Uncategorized @bs

ICTY: Momcilo Krajisnik’s appeal to be presented

21. July 2008.00:00
The presentation of the appeal filed by Momcilo Krajisnik's Defence, has been scheduled for late August 2008.

This post is also available in: Bosnian

On August 21 the Defence of Momcilo Krajisnik, former President of the Republika Srpska Parliament, is due to present its appeal to the first instance verdict, announced by the Hague Tribunal. The Defence will have two hours for the presentation.

“The time for presentation of your arguments is limited to two hours. You should focus on the joint criminal enterprise (JCE). You should coordinate with Mr.

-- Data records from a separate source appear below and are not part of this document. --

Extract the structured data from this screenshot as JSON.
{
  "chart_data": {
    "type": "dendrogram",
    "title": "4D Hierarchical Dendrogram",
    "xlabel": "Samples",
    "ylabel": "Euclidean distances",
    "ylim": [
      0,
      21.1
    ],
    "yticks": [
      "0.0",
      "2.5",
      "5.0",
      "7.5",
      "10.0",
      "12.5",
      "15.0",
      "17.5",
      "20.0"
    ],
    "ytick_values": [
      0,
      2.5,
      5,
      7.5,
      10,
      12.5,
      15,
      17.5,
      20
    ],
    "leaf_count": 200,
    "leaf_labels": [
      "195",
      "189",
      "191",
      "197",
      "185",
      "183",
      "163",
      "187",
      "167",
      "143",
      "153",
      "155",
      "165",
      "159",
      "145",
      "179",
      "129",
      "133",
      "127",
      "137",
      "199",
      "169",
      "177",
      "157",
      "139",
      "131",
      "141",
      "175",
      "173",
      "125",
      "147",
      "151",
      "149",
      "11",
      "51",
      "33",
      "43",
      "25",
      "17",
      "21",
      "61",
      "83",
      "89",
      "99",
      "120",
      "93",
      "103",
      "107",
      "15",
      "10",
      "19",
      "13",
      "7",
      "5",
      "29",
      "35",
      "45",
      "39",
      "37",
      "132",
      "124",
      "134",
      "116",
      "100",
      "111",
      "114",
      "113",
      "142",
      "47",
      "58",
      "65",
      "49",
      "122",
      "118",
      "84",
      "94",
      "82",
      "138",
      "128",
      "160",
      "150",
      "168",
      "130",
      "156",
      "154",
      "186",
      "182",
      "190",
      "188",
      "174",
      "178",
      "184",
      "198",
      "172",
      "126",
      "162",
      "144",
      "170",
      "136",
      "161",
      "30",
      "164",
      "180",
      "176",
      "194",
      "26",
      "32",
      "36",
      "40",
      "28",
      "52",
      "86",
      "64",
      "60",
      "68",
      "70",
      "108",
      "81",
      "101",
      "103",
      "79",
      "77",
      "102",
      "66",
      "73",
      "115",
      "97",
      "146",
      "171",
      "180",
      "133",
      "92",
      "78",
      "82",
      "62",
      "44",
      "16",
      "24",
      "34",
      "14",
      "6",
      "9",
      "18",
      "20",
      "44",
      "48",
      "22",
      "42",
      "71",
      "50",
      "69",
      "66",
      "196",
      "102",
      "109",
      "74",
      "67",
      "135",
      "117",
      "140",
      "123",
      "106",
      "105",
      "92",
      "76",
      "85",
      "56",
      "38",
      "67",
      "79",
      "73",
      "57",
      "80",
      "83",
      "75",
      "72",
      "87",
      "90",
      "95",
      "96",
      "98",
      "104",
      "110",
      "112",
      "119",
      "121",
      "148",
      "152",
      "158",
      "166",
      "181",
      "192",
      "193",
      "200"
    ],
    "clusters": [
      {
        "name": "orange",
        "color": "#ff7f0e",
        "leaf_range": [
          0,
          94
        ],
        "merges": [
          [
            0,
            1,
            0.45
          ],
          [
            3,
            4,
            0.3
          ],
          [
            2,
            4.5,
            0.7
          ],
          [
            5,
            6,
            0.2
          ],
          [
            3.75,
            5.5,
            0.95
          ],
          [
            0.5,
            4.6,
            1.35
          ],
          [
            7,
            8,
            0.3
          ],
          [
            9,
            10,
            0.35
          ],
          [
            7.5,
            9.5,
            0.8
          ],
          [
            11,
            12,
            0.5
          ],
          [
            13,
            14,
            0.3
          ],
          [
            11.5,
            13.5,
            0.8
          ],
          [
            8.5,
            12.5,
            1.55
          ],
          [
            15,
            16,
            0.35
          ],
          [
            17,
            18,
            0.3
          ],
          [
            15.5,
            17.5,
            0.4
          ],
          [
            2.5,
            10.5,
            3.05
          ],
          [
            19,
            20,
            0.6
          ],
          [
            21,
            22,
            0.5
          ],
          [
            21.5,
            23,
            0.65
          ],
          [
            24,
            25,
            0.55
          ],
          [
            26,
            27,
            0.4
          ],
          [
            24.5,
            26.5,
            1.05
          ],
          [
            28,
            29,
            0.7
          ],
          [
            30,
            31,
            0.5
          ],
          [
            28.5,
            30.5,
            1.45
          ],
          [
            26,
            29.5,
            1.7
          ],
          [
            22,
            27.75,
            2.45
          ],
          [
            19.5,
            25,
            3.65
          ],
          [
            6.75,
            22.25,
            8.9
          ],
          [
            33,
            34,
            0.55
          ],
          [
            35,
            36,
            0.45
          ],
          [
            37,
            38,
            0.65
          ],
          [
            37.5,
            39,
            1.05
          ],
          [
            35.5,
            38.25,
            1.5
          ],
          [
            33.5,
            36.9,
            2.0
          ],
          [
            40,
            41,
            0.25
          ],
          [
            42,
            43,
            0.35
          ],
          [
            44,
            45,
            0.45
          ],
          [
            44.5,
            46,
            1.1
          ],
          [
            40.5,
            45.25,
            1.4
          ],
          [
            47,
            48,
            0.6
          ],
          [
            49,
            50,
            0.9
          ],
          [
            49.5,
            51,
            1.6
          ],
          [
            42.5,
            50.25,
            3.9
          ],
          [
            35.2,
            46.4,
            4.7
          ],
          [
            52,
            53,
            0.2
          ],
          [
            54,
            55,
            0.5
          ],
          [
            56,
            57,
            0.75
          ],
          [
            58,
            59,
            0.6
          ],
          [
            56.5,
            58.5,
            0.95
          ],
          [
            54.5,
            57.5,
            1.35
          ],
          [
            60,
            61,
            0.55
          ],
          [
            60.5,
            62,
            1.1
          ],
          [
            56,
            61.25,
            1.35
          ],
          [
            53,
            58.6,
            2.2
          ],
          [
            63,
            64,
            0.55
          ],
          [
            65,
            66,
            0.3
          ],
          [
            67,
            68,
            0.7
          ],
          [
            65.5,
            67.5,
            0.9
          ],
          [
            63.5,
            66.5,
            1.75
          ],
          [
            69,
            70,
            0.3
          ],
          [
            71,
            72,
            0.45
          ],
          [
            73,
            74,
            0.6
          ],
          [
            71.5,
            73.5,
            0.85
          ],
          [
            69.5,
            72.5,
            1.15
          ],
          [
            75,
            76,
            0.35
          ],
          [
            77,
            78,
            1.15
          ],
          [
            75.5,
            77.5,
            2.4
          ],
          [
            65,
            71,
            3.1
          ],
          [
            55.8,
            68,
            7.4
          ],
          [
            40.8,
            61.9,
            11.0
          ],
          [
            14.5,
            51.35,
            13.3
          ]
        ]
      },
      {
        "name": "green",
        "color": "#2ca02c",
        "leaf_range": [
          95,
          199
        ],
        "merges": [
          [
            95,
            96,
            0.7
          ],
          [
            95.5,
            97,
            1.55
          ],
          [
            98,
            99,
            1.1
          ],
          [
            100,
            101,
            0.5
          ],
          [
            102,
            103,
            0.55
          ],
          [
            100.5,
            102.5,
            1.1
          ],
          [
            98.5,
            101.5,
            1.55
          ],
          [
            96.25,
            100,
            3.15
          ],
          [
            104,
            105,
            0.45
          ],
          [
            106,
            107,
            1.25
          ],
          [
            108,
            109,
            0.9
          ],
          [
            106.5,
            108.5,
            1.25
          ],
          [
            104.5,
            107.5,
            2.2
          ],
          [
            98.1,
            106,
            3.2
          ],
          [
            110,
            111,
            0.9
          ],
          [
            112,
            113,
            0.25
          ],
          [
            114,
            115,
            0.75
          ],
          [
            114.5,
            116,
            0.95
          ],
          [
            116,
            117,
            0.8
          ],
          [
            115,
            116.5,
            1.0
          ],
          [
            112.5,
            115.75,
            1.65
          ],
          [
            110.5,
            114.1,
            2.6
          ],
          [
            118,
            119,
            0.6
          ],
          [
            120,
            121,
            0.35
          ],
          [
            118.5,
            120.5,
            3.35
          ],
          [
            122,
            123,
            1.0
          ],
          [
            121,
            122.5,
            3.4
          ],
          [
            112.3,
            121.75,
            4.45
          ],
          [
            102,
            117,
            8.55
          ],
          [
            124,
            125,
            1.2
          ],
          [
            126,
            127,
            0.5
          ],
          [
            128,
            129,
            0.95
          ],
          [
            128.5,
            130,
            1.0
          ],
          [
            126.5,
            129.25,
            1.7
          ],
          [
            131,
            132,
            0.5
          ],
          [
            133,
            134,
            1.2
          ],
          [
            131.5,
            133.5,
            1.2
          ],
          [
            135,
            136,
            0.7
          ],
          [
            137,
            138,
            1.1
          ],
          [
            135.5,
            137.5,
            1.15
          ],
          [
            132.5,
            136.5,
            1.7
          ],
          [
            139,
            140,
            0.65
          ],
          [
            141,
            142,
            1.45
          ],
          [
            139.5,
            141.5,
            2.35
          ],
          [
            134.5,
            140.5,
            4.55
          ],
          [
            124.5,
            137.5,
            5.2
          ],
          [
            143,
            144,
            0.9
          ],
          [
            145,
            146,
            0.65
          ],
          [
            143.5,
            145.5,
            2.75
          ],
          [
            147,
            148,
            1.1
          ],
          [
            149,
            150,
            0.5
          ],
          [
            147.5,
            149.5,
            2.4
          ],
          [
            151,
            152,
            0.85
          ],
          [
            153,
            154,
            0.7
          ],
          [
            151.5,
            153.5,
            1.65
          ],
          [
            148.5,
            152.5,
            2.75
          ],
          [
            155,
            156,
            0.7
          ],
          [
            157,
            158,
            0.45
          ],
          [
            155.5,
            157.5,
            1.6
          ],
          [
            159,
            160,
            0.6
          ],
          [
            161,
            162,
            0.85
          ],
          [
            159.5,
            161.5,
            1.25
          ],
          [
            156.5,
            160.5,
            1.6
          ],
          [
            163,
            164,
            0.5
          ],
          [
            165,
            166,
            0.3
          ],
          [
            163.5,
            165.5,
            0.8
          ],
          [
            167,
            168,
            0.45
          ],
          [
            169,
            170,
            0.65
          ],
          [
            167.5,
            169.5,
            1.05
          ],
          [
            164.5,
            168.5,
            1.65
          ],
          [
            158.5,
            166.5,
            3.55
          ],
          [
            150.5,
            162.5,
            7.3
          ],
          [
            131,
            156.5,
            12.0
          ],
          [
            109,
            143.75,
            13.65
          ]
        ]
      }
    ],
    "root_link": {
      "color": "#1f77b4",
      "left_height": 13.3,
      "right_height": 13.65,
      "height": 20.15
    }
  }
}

Alan Dershowitz, JCE counselor, on how to make the presentation within the available time limit,” pre-appeals judge Teodor Meron told Krajisnik.

In September 2006 a first instance verdict against Krajisnik was announced, sentencing him to 27 years imprisonment for crime against humanity, including persecution, extermination, murder, deportation and forced resettlement of the non-Serbian population during the war in Bosnia and Herzegovina. 

Following the pronouncement of the verdict, the Prosecution, Defence and Krajisnik appealed the first instance verdict.

The Prosecution appealed “the inappropriately short imprisonment sentence” as well as the parts of the verdict acquitting Krajisnik of the charges for genocide and complicity in genocide. The Prosecution is calling for a life sentence.

Krajisnik, who represents himself during the course of the appellate procedure, asked the Tribunal to appoint Alen Dersovic/Alan Dershowitz, a U.S. attorney as his counselor for joint criminal enterprise issues. Krajisnik was charged and sentenced, by the first instance verdict, for this crime. 

In March this year Dersovic said that Krajisnik would present additional evidence, which were not available to him during the course of the trial. He also mentioned that the evidence comprised of some video recordings, but he did not provide any further details.

The ICTY Prosecution charged Krajisnik with having committed genocide and violated the practices and laws of warfare in Bosnia and Herzegovina. However, the Trial Chamber determined that the indictee did not have “a particular intention to commit genocide”, claiming that the evidence “did not support the conclusion” that he was an accessory in the genocide.

The Chamber accepted the Prosecution’s allegations and pronounced Krajisnik guilty of having participated in a joint criminal enterprise, whose “general goal was to drastically reduce the number of Muslims and Croats, by deporting them.”

“Mr. Krajisnik approved the start of the deportation programme during the course of the Bosnian Serbs’ Assembly session, by calling for ‘the implementation of what we had agreed earlier, the ethnic division in the field’,” the verdict pronounced by the Trial Chamber says.

The Chamber determined that Krajisnik played “a key” role in those crimes.

Krajisnik was member of the National Safety Council and Main Board of the Serbian Democratic Party of Bosnia and Herzegovina, SDS, and president of the Republika Srpska Assembly.
 
He has been held in custody since April 2000.